- Decades:: 1980s; 1990s; 2000s; 2010s; 2020s;
- See also:: Other events of 2009 History of the DRC

= 2009 in the Democratic Republic of the Congo =

The following lists events that happened during 2009 in the Democratic Republic of the Congo.

== Incumbents ==
- President: Joseph Kabila
- Prime Minister: Adolphe Muzito

==Events==
The Child Protection Law of 2009 sets the minimum age for full-time work at 18, unless a parent consents. With parental consent, minors 15–18 may work, but no more than four hours a day. Children are barred from carrying heavy objects. This law is widely unenforced. Approximately 42% of children aged 5–14 were affected by child labor or even forced labor

===January===
January 6: Chief of Staff Bosco Ntaganda takes control of the National Congress for the Defence of the People (CNDP) and its founder, Laurent Nkunda, is arrested by the government of Rwanda.
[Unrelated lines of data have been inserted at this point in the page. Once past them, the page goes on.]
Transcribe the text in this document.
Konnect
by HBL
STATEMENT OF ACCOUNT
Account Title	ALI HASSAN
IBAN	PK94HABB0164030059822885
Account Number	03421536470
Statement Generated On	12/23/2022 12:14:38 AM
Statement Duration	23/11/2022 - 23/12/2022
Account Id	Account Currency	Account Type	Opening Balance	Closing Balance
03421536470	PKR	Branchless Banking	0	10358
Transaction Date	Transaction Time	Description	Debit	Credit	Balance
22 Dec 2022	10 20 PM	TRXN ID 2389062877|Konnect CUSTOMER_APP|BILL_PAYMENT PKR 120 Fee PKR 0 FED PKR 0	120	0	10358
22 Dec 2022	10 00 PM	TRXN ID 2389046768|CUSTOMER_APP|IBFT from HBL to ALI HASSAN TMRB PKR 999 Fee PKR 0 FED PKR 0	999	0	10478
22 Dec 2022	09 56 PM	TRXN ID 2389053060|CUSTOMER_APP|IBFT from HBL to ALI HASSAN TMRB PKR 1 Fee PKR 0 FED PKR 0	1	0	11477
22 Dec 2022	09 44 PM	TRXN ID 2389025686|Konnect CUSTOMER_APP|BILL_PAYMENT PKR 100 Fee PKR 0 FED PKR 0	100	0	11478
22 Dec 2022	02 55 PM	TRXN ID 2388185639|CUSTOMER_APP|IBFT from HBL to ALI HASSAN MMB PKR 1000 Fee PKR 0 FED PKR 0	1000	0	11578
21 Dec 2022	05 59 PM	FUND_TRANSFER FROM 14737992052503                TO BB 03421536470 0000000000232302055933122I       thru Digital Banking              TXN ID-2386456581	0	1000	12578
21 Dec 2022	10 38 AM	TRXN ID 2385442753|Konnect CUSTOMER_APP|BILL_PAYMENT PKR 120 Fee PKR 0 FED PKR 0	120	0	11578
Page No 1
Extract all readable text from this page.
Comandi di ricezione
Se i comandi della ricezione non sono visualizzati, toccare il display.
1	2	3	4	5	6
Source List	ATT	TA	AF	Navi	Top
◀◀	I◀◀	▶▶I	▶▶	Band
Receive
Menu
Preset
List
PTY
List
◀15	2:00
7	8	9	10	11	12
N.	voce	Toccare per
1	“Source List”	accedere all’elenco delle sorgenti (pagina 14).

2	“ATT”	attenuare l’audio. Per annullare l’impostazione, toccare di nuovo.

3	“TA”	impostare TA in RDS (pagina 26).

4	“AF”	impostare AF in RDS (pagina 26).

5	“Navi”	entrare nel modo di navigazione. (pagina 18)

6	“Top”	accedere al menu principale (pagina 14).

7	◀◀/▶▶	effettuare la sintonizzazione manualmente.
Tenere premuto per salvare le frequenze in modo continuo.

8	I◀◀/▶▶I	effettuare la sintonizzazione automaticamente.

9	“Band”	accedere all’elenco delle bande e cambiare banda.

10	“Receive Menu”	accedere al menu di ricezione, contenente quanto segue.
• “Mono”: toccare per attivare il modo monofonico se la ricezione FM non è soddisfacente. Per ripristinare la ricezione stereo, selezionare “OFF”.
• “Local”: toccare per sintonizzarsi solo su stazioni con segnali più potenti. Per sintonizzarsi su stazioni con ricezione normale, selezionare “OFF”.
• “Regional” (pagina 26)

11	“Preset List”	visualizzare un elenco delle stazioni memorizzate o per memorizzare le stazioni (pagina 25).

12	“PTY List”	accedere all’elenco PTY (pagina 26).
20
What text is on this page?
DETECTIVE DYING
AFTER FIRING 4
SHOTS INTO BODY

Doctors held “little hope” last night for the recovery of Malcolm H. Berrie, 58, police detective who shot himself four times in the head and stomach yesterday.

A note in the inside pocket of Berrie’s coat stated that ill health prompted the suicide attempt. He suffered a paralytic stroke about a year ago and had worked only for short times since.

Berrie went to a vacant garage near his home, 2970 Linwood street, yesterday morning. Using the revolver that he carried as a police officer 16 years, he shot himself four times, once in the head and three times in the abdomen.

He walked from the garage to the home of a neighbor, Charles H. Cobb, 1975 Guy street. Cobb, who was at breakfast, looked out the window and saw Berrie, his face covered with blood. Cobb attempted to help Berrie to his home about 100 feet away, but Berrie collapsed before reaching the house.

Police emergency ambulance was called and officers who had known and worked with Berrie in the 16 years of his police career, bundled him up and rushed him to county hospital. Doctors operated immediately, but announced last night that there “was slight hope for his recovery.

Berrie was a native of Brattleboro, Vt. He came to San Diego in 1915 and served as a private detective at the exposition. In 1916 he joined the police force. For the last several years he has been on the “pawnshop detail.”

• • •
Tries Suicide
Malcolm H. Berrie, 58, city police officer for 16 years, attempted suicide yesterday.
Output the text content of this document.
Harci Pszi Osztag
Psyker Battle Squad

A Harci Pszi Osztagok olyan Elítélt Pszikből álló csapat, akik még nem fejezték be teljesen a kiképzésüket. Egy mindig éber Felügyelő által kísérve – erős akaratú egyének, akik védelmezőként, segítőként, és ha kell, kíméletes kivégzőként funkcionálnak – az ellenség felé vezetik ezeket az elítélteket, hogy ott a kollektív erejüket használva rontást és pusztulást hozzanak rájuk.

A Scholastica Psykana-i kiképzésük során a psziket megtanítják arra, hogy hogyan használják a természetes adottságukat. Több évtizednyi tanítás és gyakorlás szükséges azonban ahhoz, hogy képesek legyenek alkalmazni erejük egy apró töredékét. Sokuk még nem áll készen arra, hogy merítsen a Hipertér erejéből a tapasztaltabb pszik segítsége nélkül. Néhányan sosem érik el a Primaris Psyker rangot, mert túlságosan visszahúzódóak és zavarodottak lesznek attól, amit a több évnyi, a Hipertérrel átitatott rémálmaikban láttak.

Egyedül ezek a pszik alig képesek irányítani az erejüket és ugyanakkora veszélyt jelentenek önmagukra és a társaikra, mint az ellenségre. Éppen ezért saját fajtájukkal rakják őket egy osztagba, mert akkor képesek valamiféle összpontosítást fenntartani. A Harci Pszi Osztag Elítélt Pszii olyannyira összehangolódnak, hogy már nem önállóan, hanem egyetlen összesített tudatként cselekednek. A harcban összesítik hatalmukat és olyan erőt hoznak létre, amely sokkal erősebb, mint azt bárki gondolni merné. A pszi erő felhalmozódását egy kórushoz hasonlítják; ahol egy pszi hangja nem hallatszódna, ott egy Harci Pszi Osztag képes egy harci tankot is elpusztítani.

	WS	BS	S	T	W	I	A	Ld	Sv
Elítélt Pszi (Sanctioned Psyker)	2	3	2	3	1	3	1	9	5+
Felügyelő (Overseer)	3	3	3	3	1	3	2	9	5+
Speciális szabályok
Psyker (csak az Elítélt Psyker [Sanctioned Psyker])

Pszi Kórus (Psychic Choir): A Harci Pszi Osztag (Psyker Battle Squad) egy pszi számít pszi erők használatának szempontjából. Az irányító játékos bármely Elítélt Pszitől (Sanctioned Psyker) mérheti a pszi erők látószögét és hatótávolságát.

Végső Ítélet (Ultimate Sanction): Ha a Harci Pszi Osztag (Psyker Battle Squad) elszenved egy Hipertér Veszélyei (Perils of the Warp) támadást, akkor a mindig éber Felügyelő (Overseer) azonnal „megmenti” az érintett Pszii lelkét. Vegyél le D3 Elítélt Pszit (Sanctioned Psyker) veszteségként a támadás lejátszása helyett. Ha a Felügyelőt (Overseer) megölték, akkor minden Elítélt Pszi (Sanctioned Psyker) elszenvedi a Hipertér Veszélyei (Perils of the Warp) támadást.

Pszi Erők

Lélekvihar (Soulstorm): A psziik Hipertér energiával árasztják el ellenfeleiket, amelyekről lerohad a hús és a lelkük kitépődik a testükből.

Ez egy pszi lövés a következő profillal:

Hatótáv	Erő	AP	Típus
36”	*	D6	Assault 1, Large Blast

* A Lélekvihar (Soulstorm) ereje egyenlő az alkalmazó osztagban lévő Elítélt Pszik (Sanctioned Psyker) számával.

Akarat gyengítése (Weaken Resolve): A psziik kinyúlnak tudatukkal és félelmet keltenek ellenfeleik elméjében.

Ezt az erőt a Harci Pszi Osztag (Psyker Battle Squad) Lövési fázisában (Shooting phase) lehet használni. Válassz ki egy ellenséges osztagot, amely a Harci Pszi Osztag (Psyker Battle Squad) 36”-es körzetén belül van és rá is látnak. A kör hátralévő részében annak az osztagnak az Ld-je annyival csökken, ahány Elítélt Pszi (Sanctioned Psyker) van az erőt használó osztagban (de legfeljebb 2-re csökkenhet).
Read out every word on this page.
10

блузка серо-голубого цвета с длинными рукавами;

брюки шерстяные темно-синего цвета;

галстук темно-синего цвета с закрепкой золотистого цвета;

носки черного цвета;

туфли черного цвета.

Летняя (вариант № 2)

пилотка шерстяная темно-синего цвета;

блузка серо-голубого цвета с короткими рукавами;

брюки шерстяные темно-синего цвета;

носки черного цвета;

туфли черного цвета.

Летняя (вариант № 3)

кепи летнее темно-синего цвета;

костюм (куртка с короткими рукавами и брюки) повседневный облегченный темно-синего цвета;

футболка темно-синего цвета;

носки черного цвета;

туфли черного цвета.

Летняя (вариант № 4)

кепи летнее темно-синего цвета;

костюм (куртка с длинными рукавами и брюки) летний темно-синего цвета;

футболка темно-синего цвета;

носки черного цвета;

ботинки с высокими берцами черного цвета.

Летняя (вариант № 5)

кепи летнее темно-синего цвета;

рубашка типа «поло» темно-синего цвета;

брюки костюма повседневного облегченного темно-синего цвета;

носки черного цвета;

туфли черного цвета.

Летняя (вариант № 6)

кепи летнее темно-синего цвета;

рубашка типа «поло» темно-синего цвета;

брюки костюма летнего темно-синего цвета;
UN peacekeepers report unsettled conditions in Kirolirwe, Masisi, and Kiwanja, Rutshuru, due to CNDP, PARECO and various Mai-Mai militias.

January 20: The Congolese government allies with the Rwandan government against rebel forces.

=== February ===
February 16: The government of the DRC announces an end of the Ebola epidemic in the Mweka and Luebo health zones that had been ongoing since February 2008.

=== December ===
December 11: The IMF approves a loan of over $500 million to the Congolese government to help combat poverty and other issues plaguing the country.

December 22: The Belgian government donates €2 million in relief to help conserve endangered UNESCO World Heritage Sites in the DRC.